富邦球団と議論を重ねていく中、真っ先に合意したのは、富邦球団の地元にある小学校の2チームをスタジアムに招待する野球教室開催であった。イベントデー当日は、ナイターの公式戦が控えている中、パ・リーグOB選手や富邦球団の現役日本人コーチ3名に試合前の会場で子どもたちに直接指導いただいた。

野球教室に加えて、現地メディア約10社が出席した富邦球団主催の記者会見も開催された。現地でのメディア露出は、パ・リーグOB選手の球場への来場告知から当日の記者会見や野球教室内容の報道を含めて、取り上げられた。

加えて、イベントデー後には、冨邦球団やDAZN台湾のソーシャルメディアで本コラボレーションの密着取材動画が公開された。当日来場できなかったファンにも動画で様子が伝わる効果的なメディア戦略を描き、実行できた。

日本と台湾は距離的に近いとはいえ、台湾でパ・リーグ6球団がメディアで取り上げられることは珍しい。今回のコラボレーション実施により、富邦球団のオウンドメディア、パートナーメディア、マスメディアを介してパ・リーグの現地露出をとれたことは今後の活動に繋がる大きな収穫となった。

その他には、パ・リーグ6球団ユニフォームを活用したアクティベーションを2点実施した。一つ目は、昨年楽天モンキーズ球団との取り組みで大好評を得たフォトブースを設置。ファンがユニフォームや応援グッズを身に着けながら写真撮影を楽しむ機会を提供。二つ目は、富邦球団のチアガールがスタジアム内で、パ・リーグ6球団のユニフォームを公式戦にて着用し、試合中にダンスパフォーマンスを行った。

台湾では試合中も常にBGMを流しながら、チアガールが選手毎に異なるダンスを踊るという応援スタイルが主流。
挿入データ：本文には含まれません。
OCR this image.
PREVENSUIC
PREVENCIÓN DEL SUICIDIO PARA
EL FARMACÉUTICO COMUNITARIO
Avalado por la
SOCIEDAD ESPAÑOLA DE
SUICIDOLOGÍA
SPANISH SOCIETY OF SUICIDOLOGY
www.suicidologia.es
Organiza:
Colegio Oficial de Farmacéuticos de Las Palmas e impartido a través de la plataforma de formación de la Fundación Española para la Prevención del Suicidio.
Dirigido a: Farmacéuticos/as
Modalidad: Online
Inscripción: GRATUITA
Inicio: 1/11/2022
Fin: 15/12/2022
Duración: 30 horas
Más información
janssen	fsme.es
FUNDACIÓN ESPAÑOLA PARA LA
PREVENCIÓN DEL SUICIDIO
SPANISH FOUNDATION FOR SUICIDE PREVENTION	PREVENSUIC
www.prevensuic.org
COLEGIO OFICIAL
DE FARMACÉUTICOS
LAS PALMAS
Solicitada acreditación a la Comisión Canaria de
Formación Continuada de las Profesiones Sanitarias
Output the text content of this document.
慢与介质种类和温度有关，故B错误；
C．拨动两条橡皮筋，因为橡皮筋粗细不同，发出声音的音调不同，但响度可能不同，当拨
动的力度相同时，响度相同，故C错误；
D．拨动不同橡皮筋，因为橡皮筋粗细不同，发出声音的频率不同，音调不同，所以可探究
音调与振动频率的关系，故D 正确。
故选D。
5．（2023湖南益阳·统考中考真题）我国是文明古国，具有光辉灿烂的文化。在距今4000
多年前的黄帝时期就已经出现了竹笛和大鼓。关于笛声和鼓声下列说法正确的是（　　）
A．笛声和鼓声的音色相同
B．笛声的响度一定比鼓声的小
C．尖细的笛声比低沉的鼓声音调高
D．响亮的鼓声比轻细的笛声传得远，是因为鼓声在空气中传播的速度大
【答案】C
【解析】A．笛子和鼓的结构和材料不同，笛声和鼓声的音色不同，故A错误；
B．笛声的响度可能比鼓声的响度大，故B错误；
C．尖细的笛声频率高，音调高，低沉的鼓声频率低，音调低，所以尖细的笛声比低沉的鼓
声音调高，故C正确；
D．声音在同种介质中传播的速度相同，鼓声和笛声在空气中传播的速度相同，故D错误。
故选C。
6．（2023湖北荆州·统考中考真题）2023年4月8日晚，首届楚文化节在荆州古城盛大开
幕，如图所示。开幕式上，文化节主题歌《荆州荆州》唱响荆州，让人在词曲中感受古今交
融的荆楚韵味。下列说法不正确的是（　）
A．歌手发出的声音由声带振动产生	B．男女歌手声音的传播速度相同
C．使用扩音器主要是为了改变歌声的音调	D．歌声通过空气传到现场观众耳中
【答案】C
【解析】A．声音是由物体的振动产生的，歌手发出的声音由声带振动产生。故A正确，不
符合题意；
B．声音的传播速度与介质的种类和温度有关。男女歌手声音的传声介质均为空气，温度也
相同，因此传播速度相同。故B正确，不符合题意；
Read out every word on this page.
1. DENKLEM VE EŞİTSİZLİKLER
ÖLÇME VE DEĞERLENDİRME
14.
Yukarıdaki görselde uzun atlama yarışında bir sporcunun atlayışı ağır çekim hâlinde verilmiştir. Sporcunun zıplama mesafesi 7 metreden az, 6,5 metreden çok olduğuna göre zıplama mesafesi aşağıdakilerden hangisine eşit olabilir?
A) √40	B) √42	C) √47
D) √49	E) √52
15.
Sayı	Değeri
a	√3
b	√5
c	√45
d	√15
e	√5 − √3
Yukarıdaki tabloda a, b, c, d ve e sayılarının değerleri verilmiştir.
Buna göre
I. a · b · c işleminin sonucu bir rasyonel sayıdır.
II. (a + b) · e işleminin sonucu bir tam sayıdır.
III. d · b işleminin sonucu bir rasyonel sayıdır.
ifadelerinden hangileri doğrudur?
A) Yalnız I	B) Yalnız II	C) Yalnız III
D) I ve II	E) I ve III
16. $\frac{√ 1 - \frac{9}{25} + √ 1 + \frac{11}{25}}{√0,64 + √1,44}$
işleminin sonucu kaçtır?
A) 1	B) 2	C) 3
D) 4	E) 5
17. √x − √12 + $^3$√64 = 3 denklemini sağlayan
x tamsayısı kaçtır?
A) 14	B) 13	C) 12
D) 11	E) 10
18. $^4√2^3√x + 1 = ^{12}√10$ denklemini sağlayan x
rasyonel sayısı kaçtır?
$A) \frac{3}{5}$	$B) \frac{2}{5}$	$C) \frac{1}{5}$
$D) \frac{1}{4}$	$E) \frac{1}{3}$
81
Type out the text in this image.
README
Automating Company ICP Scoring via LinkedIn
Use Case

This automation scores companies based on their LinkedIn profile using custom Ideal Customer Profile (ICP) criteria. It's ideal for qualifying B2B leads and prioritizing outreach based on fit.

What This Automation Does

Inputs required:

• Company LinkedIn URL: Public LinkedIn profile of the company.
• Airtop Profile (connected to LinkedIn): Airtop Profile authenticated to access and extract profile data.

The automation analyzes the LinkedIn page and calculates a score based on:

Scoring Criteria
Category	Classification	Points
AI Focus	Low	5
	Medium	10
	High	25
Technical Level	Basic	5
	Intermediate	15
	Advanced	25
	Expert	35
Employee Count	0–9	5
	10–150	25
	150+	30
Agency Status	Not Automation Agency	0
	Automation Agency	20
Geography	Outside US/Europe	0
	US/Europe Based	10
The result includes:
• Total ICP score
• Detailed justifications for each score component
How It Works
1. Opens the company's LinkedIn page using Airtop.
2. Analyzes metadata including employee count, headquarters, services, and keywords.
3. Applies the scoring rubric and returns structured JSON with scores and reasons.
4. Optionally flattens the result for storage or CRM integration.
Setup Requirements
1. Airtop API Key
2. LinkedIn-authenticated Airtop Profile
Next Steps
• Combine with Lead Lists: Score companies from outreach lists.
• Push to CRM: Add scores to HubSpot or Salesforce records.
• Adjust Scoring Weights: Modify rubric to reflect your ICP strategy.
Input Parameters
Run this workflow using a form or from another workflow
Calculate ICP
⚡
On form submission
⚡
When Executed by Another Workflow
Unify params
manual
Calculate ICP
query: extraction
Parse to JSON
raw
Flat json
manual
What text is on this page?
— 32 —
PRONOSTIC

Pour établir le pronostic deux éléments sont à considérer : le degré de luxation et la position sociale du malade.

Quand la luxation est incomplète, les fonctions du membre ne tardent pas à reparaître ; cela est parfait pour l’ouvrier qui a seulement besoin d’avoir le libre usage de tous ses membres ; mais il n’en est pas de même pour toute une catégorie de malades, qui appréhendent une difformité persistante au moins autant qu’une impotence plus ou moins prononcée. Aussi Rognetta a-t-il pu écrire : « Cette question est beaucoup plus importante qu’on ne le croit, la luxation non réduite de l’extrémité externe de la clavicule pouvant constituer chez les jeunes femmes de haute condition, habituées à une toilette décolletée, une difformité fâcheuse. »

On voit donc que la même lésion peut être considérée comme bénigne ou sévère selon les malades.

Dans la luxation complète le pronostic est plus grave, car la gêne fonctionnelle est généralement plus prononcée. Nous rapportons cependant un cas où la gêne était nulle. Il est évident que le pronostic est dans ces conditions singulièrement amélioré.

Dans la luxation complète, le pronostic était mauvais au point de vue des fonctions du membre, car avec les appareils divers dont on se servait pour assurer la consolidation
そのため、非日常となるパ・リーグ6球団のユニフォームを着用したチアガールは球場内のファンや、ケーブルテレビ、インターネット中継を視聴するファンから、大きな注目を得る結果となった。

普段パ・リーグの試合を一切放送していない台湾の放送局が富邦球団の公式戦を放送しているため、パ・リーグ6球団のユニフォームを着用したチアガールのパフォーマンス映像を通して、新たなファン層にリーチでき、非常に良い機会となった。

富邦球団×PLMのコラボレーションの手ごたえ

PLMが2023年から開始した海外展開を進めるうえでの3年計画の2年目に位置する今年のプロモーションは、「台湾プロ野球球団と関係性を深化し、ゼロベースでPLMが台湾の社会に貢献できることを最大化する」がテーマであった。振り返ると、プロモーションの意義・目的という大きな概念を早期に富邦球団と合意できたのが、プロモーション内容の拡充に繋がったと考える。

今回の取組みを通じて、総経理のJoyce氏のほか、富邦球団スタッフのWade氏やSpring氏、チームコーチ陣の多大なサポートをいただいたことに心から感謝したい。彼ら、彼女らの尽力もあり、プロモーション当日は多くの台湾のファンに球場とPLMブースに足を運んでいただき、約30名の子どもたちが野球教室を経験する結果となり、大きな手ごたえを得た。

なお、パ・リーグ6球団のユニフォームを着用でき、サイン球などのグッズが当たる取組を行ったPLMブースは、全ブース中最大の人気を誇り、2日間で約800名が訪れた。野球教室は現地小学生指導者からも感謝の言葉をいただいた。シーズン中にプロ野球球団が野球教室を開催することは日本では難しいことであり、もちろん台湾でも異例中の異例であった。実施に向けて富邦球団側に大きな労力があったことは、想像に難くない。改めて、富邦球団の皆様に敬意を表したい。

全イベント終了後の記念撮影(左からWade氏、Joyce氏、筆者・髙木、Spring氏)©PLM

今後のPLM海外事業の展望

台湾においては富邦球団や、他台湾プロ野球球団、台湾各マスメディアとともに、パ・リーグ6球団のファンベースを中長期的に醸成していくことを目標にしている。具体的には、パ・リーグ6球団コンテンツが台湾出身選手を起点に現地で身近な存在になり、いずれは、台湾の方が日本人選手にも興味・関心が及ぶようなプロモーション施策を2024年から実施しているが、これを継続していく。

加えて、パ・リーグ6球団コンテンツ視聴のみに留まらない、PLMの活動を通した日台の相互交流も進めていきたい。今回は、PLMと台湾プロ野球球団のみの取組みであったが、将来的には、この座組に台湾に進出している日本企業もしくは、日本に進出している台湾企業が加わることにより、台湾でより大きな社会貢献とさらにパ・リーグ6球団が根付くことを進めていきたい。

他国においては、2020年から今年で5年目となる北米、2024年5月に公表した中南米・カリブに加えて、新たな国・地域での放映権販売を含む売上拡大を目指していきたい。具体的には、韓国や、オーストラリア、メキシコなどが候補となるが、より多くの方にパ・リーグ6球団の野球を楽しんでもらいたいと考えている。

今後も台湾のみならず、スポーツを通じて、日本と海外の架け橋になりプロ野球界にとどまらずスポーツ界全体の発展に貢献していきたい。